Réparations en Cas de Dommages
Incapacités de Travail (art.22 et ss.)
Le contrat de travail est suspendu, la rémunération incombe d'abord à l'employeur. Si l'incapacité se prolonge, un revenu de remplacement est pris en charge par l'assurance ou l'AMI.
- Incapacité temporaire (ITT/ITP) : La victime ne peut reprendre son travail normal et les séquelles ne sont pas consolidées. Elle peut être totale ou partielle.
- Indemnisation ITT : 90% de la rémunération quotidienne moyenne (au-delà du 30e jour), après période de salaire garanti par l'employeur.
- Indemnisation ITP : Si remise au travail possible (après avis médecin du travail), indemnité correspondant à la différence entre l'ancienne et la nouvelle rémunération. En cas de refus sans motif valable du travailleur ou du traitement, l'indemnité est basée sur le degré d'incapacité.
- Paiement : Aux mêmes époques que les salaires, soumise aux cotisations personnelles ONSS et précompte de 11,11%.
- Incapacité permanente (IPT/IPP) : Consolidation de la blessure, le taux est déterminé pour le reste de la vie (révision possible sur 3 ans).
- Constat : Par accord écrit (entériné par Fedris) ou décision du tribunal du travail.
- Indemnisation : Allocation annuelle égale à 100% de la rémunération de base (si IPT) ou calculée selon le degré d'incapacité (IPP).
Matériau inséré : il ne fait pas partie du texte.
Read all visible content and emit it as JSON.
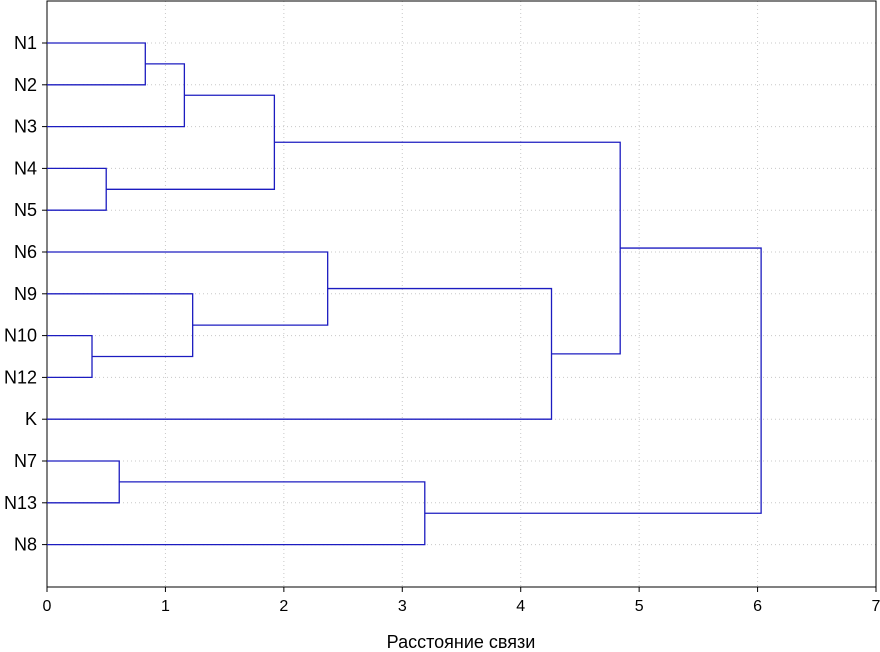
{
  "chart_data": {
    "type": "dendrogram",
    "title": "",
    "xlabel": "Расстояние связи",
    "ylabel": "",
    "xlim": [
      0,
      7
    ],
    "xticks": [
      "0",
      "1",
      "2",
      "3",
      "4",
      "5",
      "6",
      "7"
    ],
    "grid": true,
    "line_color": "#1c1cc0",
    "leaves": [
      "N1",
      "N2",
      "N3",
      "N4",
      "N5",
      "N6",
      "N9",
      "N10",
      "N12",
      "K",
      "N7",
      "N13",
      "N8"
    ],
    "merges": [
      {
        "id": "c1",
        "left": "N1",
        "right": "N2",
        "distance": 0.83
      },
      {
        "id": "c2",
        "left": "c1",
        "right": "N3",
        "distance": 1.16
      },
      {
        "id": "c3",
        "left": "N4",
        "right": "N5",
        "distance": 0.5
      },
      {
        "id": "c4",
        "left": "c2",
        "right": "c3",
        "distance": 1.92
      },
      {
        "id": "c5",
        "left": "N10",
        "right": "N12",
        "distance": 0.38
      },
      {
        "id": "c6",
        "left": "N9",
        "right": "c5",
        "distance": 1.23
      },
      {
        "id": "c7",
        "left": "N6",
        "right": "c6",
        "distance": 2.37
      },
      {
        "id": "c8",
        "left": "c7",
        "right": "K",
        "distance": 4.26
      },
      {
        "id": "c9",
        "left": "c4",
        "right": "c8",
        "distance": 4.84
      },
      {
        "id": "c10",
        "left": "N7",
        "right": "N13",
        "distance": 0.61
      },
      {
        "id": "c11",
        "left": "c10",
        "right": "N8",
        "distance": 3.19
      },
      {
        "id": "c12",
        "left": "c9",
        "right": "c11",
        "distance": 6.03
      }
    ]
  }
}
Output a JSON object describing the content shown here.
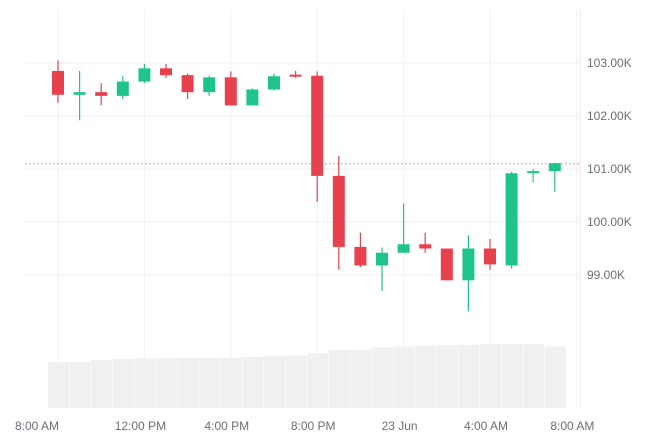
{
  "chart_data": {
    "type": "candlestick",
    "y_axis": {
      "position": "right",
      "range": [
        98100,
        104100
      ],
      "ticks": [
        {
          "value": 103000,
          "label": "103.00K"
        },
        {
          "value": 102000,
          "label": "102.00K"
        },
        {
          "value": 101000,
          "label": "101.00K"
        },
        {
          "value": 100000,
          "label": "100.00K"
        },
        {
          "value": 99000,
          "label": "99.00K"
        }
      ]
    },
    "x_axis": {
      "ticks": [
        {
          "index": 0,
          "label": "8:00 AM"
        },
        {
          "index": 4,
          "label": "12:00 PM"
        },
        {
          "index": 8,
          "label": "4:00 PM"
        },
        {
          "index": 12,
          "label": "8:00 PM"
        },
        {
          "index": 16,
          "label": "23 Jun"
        },
        {
          "index": 20,
          "label": "4:00 AM"
        },
        {
          "index": 24,
          "label": "8:00 AM"
        }
      ]
    },
    "current_price": 101100,
    "colors": {
      "up": "#1fc48a",
      "down": "#e8414e",
      "volume": "#eef0f1",
      "grid": "#eef0f2",
      "price_line": "#d05a60"
    },
    "volume_max": 100,
    "candles": [
      {
        "o": 102850,
        "h": 103050,
        "l": 102250,
        "c": 102400
      },
      {
        "o": 102400,
        "h": 102850,
        "l": 101920,
        "c": 102450
      },
      {
        "o": 102450,
        "h": 102620,
        "l": 102200,
        "c": 102380
      },
      {
        "o": 102380,
        "h": 102750,
        "l": 102320,
        "c": 102650
      },
      {
        "o": 102650,
        "h": 102980,
        "l": 102620,
        "c": 102900
      },
      {
        "o": 102900,
        "h": 102980,
        "l": 102720,
        "c": 102770
      },
      {
        "o": 102770,
        "h": 102800,
        "l": 102320,
        "c": 102450
      },
      {
        "o": 102450,
        "h": 102760,
        "l": 102380,
        "c": 102730
      },
      {
        "o": 102730,
        "h": 102840,
        "l": 102200,
        "c": 102200
      },
      {
        "o": 102200,
        "h": 102520,
        "l": 102200,
        "c": 102500
      },
      {
        "o": 102500,
        "h": 102800,
        "l": 102480,
        "c": 102750
      },
      {
        "o": 102780,
        "h": 102850,
        "l": 102720,
        "c": 102760
      },
      {
        "o": 102760,
        "h": 102840,
        "l": 100380,
        "c": 100870
      },
      {
        "o": 100870,
        "h": 101250,
        "l": 99100,
        "c": 99530
      },
      {
        "o": 99530,
        "h": 99800,
        "l": 99150,
        "c": 99180
      },
      {
        "o": 99180,
        "h": 99520,
        "l": 98700,
        "c": 99420
      },
      {
        "o": 99420,
        "h": 100350,
        "l": 99420,
        "c": 99580
      },
      {
        "o": 99580,
        "h": 99800,
        "l": 99420,
        "c": 99500
      },
      {
        "o": 99500,
        "h": 99500,
        "l": 98900,
        "c": 98900
      },
      {
        "o": 98900,
        "h": 99750,
        "l": 98320,
        "c": 99500
      },
      {
        "o": 99500,
        "h": 99680,
        "l": 99100,
        "c": 99200
      },
      {
        "o": 99180,
        "h": 100950,
        "l": 99120,
        "c": 100920
      },
      {
        "o": 100920,
        "h": 101000,
        "l": 100750,
        "c": 100960
      },
      {
        "o": 100960,
        "h": 101120,
        "l": 100570,
        "c": 101110
      }
    ],
    "volumes": [
      61,
      61,
      64,
      65,
      66,
      66,
      67,
      67,
      67,
      68,
      69,
      70,
      73,
      77,
      78,
      81,
      82,
      83,
      84,
      84,
      85,
      85,
      85,
      82
    ]
  }
}
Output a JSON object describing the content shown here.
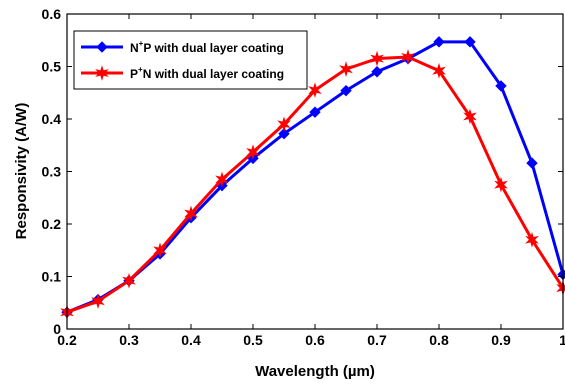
{
  "chart_data": {
    "type": "line",
    "title": "",
    "xlabel": "Wavelength (µm)",
    "ylabel": "Responsivity (A/W)",
    "xlim": [
      0.2,
      1.0
    ],
    "ylim": [
      0,
      0.6
    ],
    "xticks": [
      "0.2",
      "0.3",
      "0.4",
      "0.5",
      "0.6",
      "0.7",
      "0.8",
      "0.9",
      "1"
    ],
    "yticks": [
      "0",
      "0.1",
      "0.2",
      "0.3",
      "0.4",
      "0.5",
      "0.6"
    ],
    "grid": false,
    "legend_position": "top-left",
    "series": [
      {
        "name": "N+P with dual layer coating",
        "legend_base1": "N",
        "legend_sup": "+",
        "legend_rest": "P with dual layer coating",
        "color": "#0000ff",
        "marker": "diamond",
        "x": [
          0.2,
          0.25,
          0.3,
          0.35,
          0.4,
          0.45,
          0.5,
          0.55,
          0.6,
          0.65,
          0.7,
          0.75,
          0.8,
          0.85,
          0.9,
          0.95,
          1.0
        ],
        "values": [
          0.032,
          0.056,
          0.092,
          0.143,
          0.212,
          0.273,
          0.325,
          0.372,
          0.413,
          0.454,
          0.49,
          0.515,
          0.547,
          0.547,
          0.463,
          0.316,
          0.104
        ]
      },
      {
        "name": "P+N with dual layer coating",
        "legend_base1": "P",
        "legend_sup": "+",
        "legend_rest": "N with dual layer coating",
        "color": "#ff0000",
        "marker": "star",
        "x": [
          0.2,
          0.25,
          0.3,
          0.35,
          0.4,
          0.45,
          0.5,
          0.55,
          0.6,
          0.65,
          0.7,
          0.75,
          0.8,
          0.85,
          0.9,
          0.95,
          1.0
        ],
        "values": [
          0.032,
          0.053,
          0.092,
          0.15,
          0.22,
          0.285,
          0.337,
          0.39,
          0.455,
          0.495,
          0.515,
          0.518,
          0.492,
          0.405,
          0.275,
          0.17,
          0.078
        ]
      }
    ]
  }
}
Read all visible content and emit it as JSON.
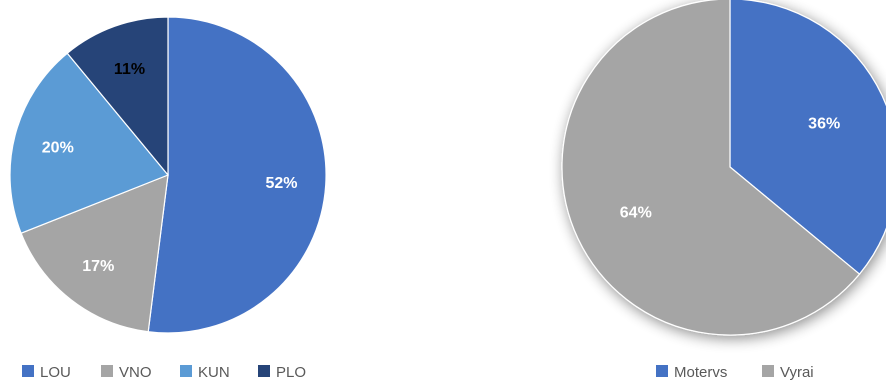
{
  "chart_data": [
    {
      "type": "pie",
      "categories": [
        "LOU",
        "VNO",
        "KUN",
        "PLO"
      ],
      "values": [
        52,
        17,
        20,
        11
      ],
      "labels": [
        "52%",
        "17%",
        "20%",
        "11%"
      ],
      "colors": [
        "#4472C4",
        "#A5A5A5",
        "#5B9BD5",
        "#264478"
      ],
      "label_colors": [
        "#ffffff",
        "#ffffff",
        "#ffffff",
        "#000000"
      ],
      "start_angle_deg": 0,
      "direction": "clockwise",
      "legend": "bottom-left"
    },
    {
      "type": "pie",
      "categories": [
        "Motervs",
        "Vyrai"
      ],
      "values": [
        36,
        64
      ],
      "labels": [
        "36%",
        "64%"
      ],
      "colors": [
        "#4472C4",
        "#A5A5A5"
      ],
      "label_colors": [
        "#ffffff",
        "#ffffff"
      ],
      "start_angle_deg": 0,
      "direction": "clockwise",
      "shadow": true,
      "legend": "bottom-right"
    }
  ]
}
Si l'IPP est inférieure à 10%, l'indemnité est réduite.
- Compléments : Allocation annuelle complémentaire pour aide de tierce personne, prise en charge des prothèses/orthopédie.
- Révision : Possible pendant 3 ans. Après cette période, l'allocation devient une rente viagère.
Soins Médicaux (art.28 à 33)
Droit au remboursement intégral des soins de santé par l'assureur, selon les tarifs réglementés (y compris chirurgie réparatrice). Pour les accidents avant 1988, Fedris prend le relais après révision.
- Libre choix du prestataire : La victime a le libre choix, sauf si l'employeur a un service médical organisé (conditions à remplir), garantissant le remboursement total.
- Contrôle médical : L'assureur peut toujours désigner un médecin contrôleur.
- Remboursement des frais : Selon tarifs AMI si libre choix. Si service médical organisé, tous les frais sont remboursés.
- Autres prises en charge : Frais de réadaptation professionnelle, recyclage, acquisition et entretien d'appareils de prothèse/orthopédie.
- Frais de déplacement et de nuitée : Remboursés à la victime et ses ayants droit.
Accidents Mortels (art.10 à 21)
- Frais funéraires : Indemnité égale à 30 fois la rémunération quotidienne moyenne, payée à la personne ayant supporté les frais dans le mois du décès.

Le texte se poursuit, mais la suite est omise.